La presente citazione è tratta dal testo Le théâtre et la vie sous la Troisième République, deuxième époque. Éditions Marchot, 1947, pp. 241-242. L’autore è René Peter. La traduzione è mia.

Georges Feydeau ritratto da harles Émile Auguste Durand, detto Carolus-Duran

Georges Feydeau ritratto da Charles Émile Auguste Durand, detto Carolus-Duran

Una sera in cui avevo appuntamento con Georges Feydeau al Café Napolitain, lo vidi arrivare profondamente costernato. All’epoca, a Parigi, vi era un attore, soprannominato “il galletto”, che imitava con grande abilità i suoi colleghi. Quella sera stessa, Feydeau, nel passare “per caso” sul palcoscenico del Teatro delle Nouveautés, l’aveva notato mentre, per divertire gli altri attori, stava facendo l’imitazione del canto dell’usignolo. Feydeau si era avvicinato e, senza cattiveria alcuna – me lo giurò e rigiurò – aveva esclamato: “Cos’è? Avete cambiato uccello?”. La conseguenza fu che le signorine presenti arrossirono divertite e le bocche dei signori si aprirono in un sorriso pieno. Feydeau si rese subito conto che la sua battuta era stata erroneamente interpretata come un’allusione alle abitudini del personaggio, visto e considerato che era soprannominato “il galletto”. Cercai in tutti i modi di consolare il commediografo, ma non ci riuscii; era molto desolato per il dispiacere che aveva causato all’attore. Il giorno dopo la battuta era sulla bocca di tutti i parigini.

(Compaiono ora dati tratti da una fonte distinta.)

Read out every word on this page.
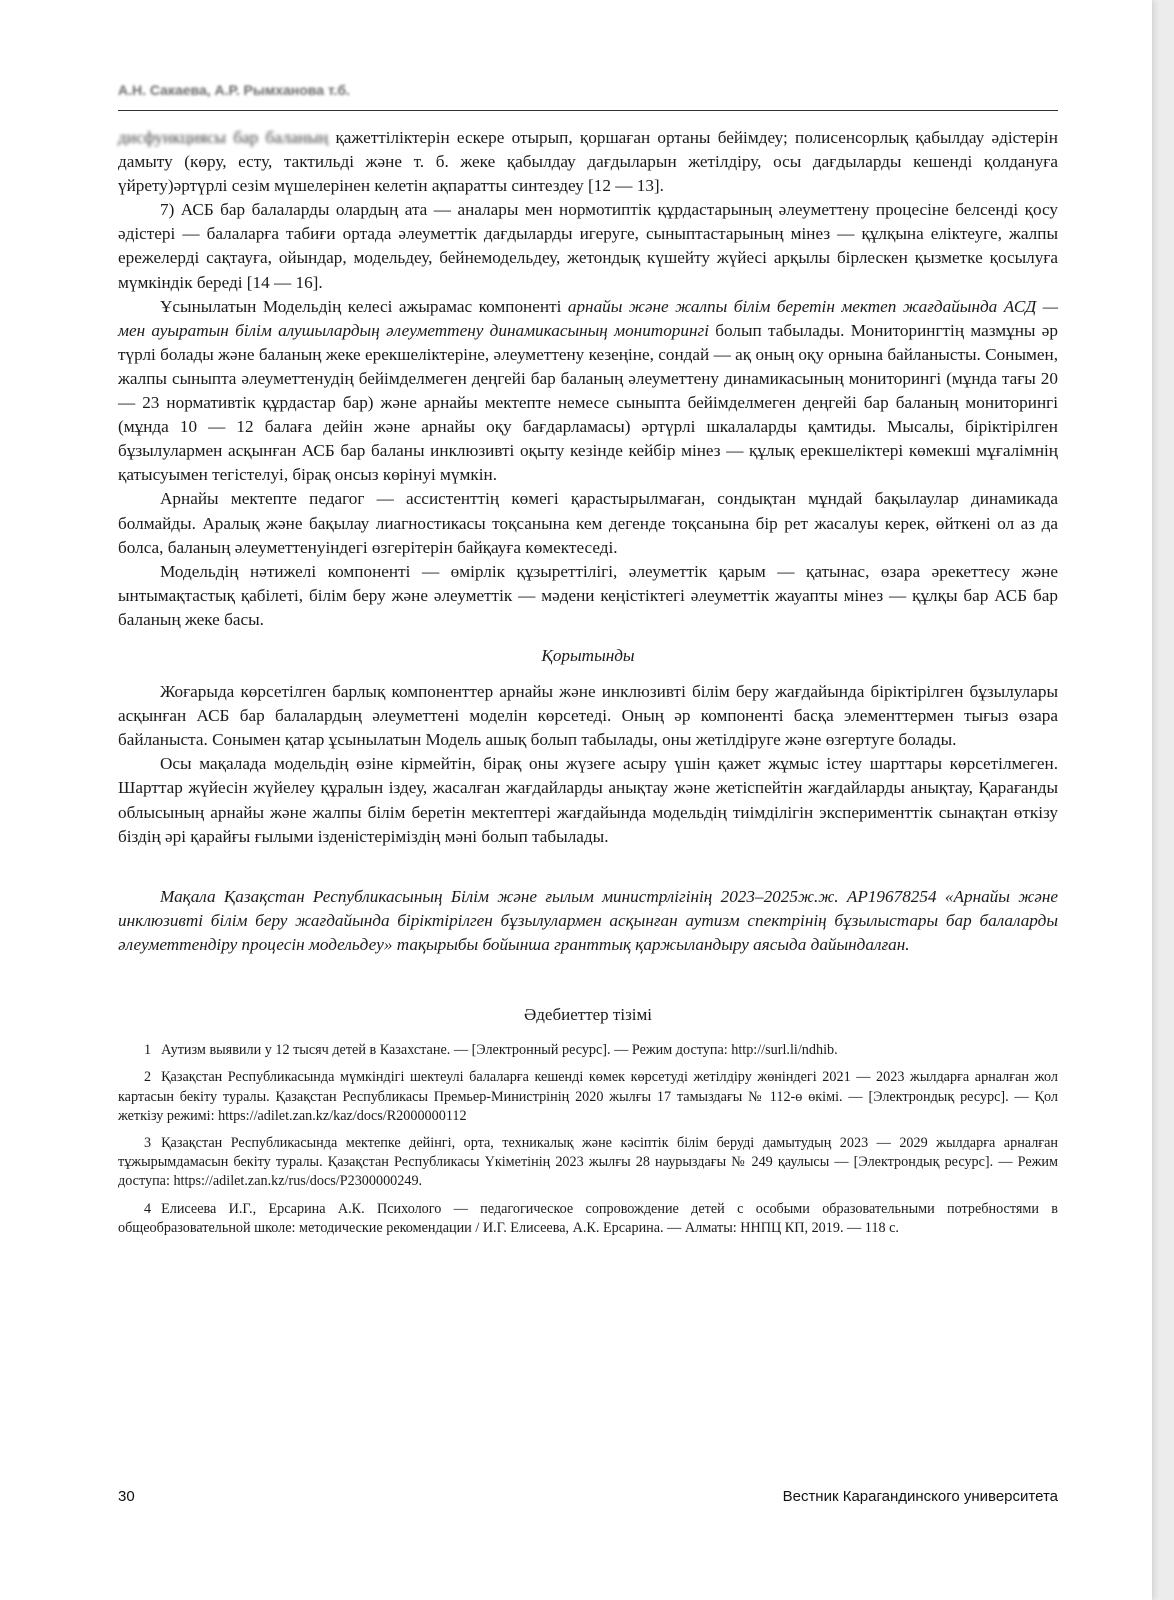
А.Н. Сакаева, А.Р. Рымханова т.б.

дисфункциясы бар баланың қажеттіліктерін ескере отырып, қоршаған ортаны бейімдеу; полисенсорлық қабылдау әдістерін дамыту (көру, есту, тактильді және т. б. жеке қабылдау дағдыларын жетілдіру, осы дағдыларды кешенді қолдануға үйрету)әртүрлі сезім мүшелерінен келетін ақпаратты синтездеу [12 — 13].

7) АСБ бар балаларды олардың ата — аналары мен нормотиптік құрдастарының әлеуметтену процесіне белсенді қосу әдістері — балаларға табиғи ортада әлеуметтік дағдыларды игеруге, сыныптастарының мінез — құлқына еліктеуге, жалпы ережелерді сақтауға, ойындар, модельдеу, бейнемодельдеу, жетондық күшейту жүйесі арқылы бірлескен қызметке қосылуға мүмкіндік береді [14 — 16].

Ұсынылатын Модельдің келесі ажырамас компоненті арнайы және жалпы білім беретін мектеп жағдайында АСД — мен ауыратын білім алушылардың әлеуметтену динамикасының мониторингі болып табылады. Мониторингтің мазмұны әр түрлі болады және баланың жеке ерекшеліктеріне, әлеуметтену кезеңіне, сондай — ақ оның оқу орнына байланысты. Сонымен, жалпы сыныпта әлеуметтенудің бейімделмеген деңгейі бар баланың әлеуметтену динамикасының мониторингі (мұнда тағы 20 — 23 нормативтік құрдастар бар) және арнайы мектепте немесе сыныпта бейімделмеген деңгейі бар баланың мониторингі (мұнда 10 — 12 балаға дейін және арнайы оқу бағдарламасы) әртүрлі шкалаларды қамтиды. Мысалы, біріктірілген бұзылулармен асқынған АСБ бар баланы инклюзивті оқыту кезінде кейбір мінез — құлық ерекшеліктері көмекші мұғалімнің қатысуымен тегістелуі, бірақ онсыз көрінуі мүмкін.

Арнайы мектепте педагог — ассистенттің көмегі қарастырылмаған, сондықтан мұндай бақылаулар динамикада болмайды. Аралық және бақылау лиагностикасы тоқсанына кем дегенде тоқсанына бір рет жасалуы керек, өйткені ол аз да болса, баланың әлеуметтенуіндегі өзгерітерін байқауға көмектеседі.

Модельдің нәтижелі компоненті — өмірлік құзыреттілігі, әлеуметтік қарым — қатынас, өзара әрекеттесу және ынтымақтастық қабілеті, білім беру және әлеуметтік — мәдени кеңістіктегі әлеуметтік жауапты мінез — құлқы бар АСБ бар баланың жеке басы.

Қорытынды

Жоғарыда көрсетілген барлық компоненттер арнайы және инклюзивті білім беру жағдайында біріктірілген бұзылулары асқынған АСБ бар балалардың әлеуметтені моделін көрсетеді. Оның әр компоненті басқа элементтермен тығыз өзара байланыста. Сонымен қатар ұсынылатын Модель ашық болып табылады, оны жетілдіруге және өзгертуге болады.

Осы мақалада модельдің өзіне кірмейтін, бірақ оны жүзеге асыру үшін қажет жұмыс істеу шарттары көрсетілмеген. Шарттар жүйесін жүйелеу құралын іздеу, жасалған жағдайларды анықтау және жетіспейтін жағдайларды анықтау, Қарағанды облысының арнайы және жалпы білім беретін мектептері жағдайында модельдің тиімділігін эксперименттік сынақтан өткізу біздің әрі қарайғы ғылыми ізденістеріміздің мәні болып табылады.

Мақала Қазақстан Республикасының Білім және ғылым министрлігінің 2023–2025ж.ж. AP19678254 «Арнайы және инклюзивті білім беру жағдайында біріктірілген бұзылулармен асқынған аутизм спектрінің бұзылыстары бар балаларды әлеуметтендіру процесін модельдеу» тақырыбы бойынша гранттық қаржыландыру аясыда дайындалған.

Әдебиеттер тізімі

1 Аутизм выявили у 12 тысяч детей в Казахстане. — [Электронный ресурс]. — Режим доступа: http://surl.li/ndhib.

2 Қазақстан Республикасында мүмкіндігі шектеулі балаларға кешенді көмек көрсетуді жетілдіру жөніндегі 2021 — 2023 жылдарға арналған жол картасын бекіту туралы. Қазақстан Республикасы Премьер-Министрінің 2020 жылғы 17 тамыздағы № 112-ө өкімі. — [Электрондық ресурс]. — Қол жеткізу режимі: https://adilet.zan.kz/kaz/docs/R2000000112

3 Қазақстан Республикасында мектепке дейінгі, орта, техникалық және кәсіптік білім беруді дамытудың 2023 — 2029 жылдарға арналған тұжырымдамасын бекіту туралы. Қазақстан Республикасы Үкіметінің 2023 жылғы 28 наурыздағы № 249 қаулысы — [Электрондық ресурс]. — Режим доступа: https://adilet.zan.kz/rus/docs/P2300000249.

4 Елисеева И.Г., Ерсарина А.К. Психолого — педагогическое сопровождение детей с особыми образовательными потребностями в общеобразовательной школе: методические рекомендации / И.Г. Елисеева, А.К. Ерсарина. — Алматы: ННПЦ КП, 2019. — 118 с.

30	Вестник Карагандинского университета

Trascorsero alcuni mesi e mi ritrovai a pranzo a casa di Feydeau. Erano presenti la sua bella moglie, la sua graziosa figlia, i suoi tre figli, il precettore e alcuni invitati. Iniziammo a parlare delle battute che si è soliti attribuire a diversi personaggi famosi al solo scopo di aumentare il loro cachet. A un certo punto esclamai: “È come per la tua battuta sull’uccello”.
“Quale uccello?”.
“Quella che ti attribuiscono, no! Ti ricordi quella sera al Teatro delle Nouveautés?”.
“Sì, in effetti è successo proprio alle Nouveautés, ma io l’ho detta sul serio!”.
“Certo, ma non apposta”.
“Eccome se l’ho detta apposta. Ed anzi è una delle mie battute migliori. E mentre la dicevo l’ho pure guardato di sottecchi, il poveretto! Me ne sono quasi pentito”.

Ecco. Questa è la dimostrazione che Feydeau era un uomo profondamente sincero; tuttavia, si era dimenticato di quello che mi aveva raccontato la sera stessa dell’episodio, e siccome la battuta aveva avuto un successo impressionante, aveva ammesso di buon grado di averla detta apposta. E ci tengo a sottolineare che io non l’ho mai disilluso a questo riguardo… almeno non in pubblico.